Abstract
We present four proton-responsive palladium and platinum complexes, [MCl2(RPONNHO)] (M=Pd, Pt; R=iPr, tBu) synthesised by complexation of PdCl2 or PtCl2(COD) with the 1,8-naphthyridine ligand RPONNHO. Deprotonation of [MCl2(tBuPONNHO)] switches ligand coordination from mono- to dinucleating, offering a synthetic pathway to bimetallic PdII and PtII complexes [M2Cl2(tBuPONNO)2]. Two-electron reduction gives planar MI−MI complexes [M2(tBuPONNO)2] (M=Pd, Pt) containing a metal-metal bond.

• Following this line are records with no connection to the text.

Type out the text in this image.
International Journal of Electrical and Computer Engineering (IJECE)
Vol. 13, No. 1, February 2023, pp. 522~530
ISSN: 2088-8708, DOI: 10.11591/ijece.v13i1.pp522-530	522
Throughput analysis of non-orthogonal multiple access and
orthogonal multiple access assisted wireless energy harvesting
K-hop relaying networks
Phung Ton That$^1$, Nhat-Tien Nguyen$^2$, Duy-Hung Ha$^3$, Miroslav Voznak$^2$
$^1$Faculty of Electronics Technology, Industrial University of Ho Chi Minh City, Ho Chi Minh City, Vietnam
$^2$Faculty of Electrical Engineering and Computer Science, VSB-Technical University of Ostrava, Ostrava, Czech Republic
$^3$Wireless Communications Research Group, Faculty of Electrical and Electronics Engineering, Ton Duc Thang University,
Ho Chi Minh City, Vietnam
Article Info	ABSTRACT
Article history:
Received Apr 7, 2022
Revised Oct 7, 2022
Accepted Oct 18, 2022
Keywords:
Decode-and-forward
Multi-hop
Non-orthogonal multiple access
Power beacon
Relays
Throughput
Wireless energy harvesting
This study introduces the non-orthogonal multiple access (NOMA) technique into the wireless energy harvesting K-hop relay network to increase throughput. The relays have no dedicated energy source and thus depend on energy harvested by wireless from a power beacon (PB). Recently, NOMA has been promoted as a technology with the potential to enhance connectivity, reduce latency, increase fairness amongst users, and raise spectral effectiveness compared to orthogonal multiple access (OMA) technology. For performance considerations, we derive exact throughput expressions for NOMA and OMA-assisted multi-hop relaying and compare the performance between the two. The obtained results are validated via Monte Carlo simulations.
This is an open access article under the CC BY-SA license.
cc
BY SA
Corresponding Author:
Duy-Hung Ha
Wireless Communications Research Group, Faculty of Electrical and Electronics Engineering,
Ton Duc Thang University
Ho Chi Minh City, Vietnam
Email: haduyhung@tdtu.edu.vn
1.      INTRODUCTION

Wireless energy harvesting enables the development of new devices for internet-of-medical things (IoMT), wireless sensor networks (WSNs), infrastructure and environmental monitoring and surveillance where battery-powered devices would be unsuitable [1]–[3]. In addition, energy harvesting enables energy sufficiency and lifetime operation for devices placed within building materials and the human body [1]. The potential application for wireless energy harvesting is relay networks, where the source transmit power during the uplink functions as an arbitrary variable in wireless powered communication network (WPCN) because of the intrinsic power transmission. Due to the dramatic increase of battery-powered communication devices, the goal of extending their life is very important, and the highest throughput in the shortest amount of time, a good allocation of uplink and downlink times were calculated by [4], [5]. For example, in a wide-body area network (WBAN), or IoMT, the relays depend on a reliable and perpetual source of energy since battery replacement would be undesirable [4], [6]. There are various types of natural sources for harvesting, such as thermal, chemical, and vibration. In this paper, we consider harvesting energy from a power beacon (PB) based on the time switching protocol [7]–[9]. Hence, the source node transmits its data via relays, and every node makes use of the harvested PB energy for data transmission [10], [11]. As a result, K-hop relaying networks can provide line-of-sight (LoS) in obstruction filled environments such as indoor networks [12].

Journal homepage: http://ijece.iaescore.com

In contrast to the related nickel system that forms a metallophosphorane [Ni2(tBuPONNOPONNO)], an unusual phosphinite binding mode is observed in [M2(tBuPONNO)2] containing close phosphinite-naphthyridinone P⋅⋅⋅O interactions, which is investigated spectroscopically, crystallographically and computationally. The presented proton-responsive and structurally-responsive RPONNHO and bimetallic RPONNO complexes offer a novel platform for future explorations of metal-ligand and metal-metal cooperativity with palladium and platinum.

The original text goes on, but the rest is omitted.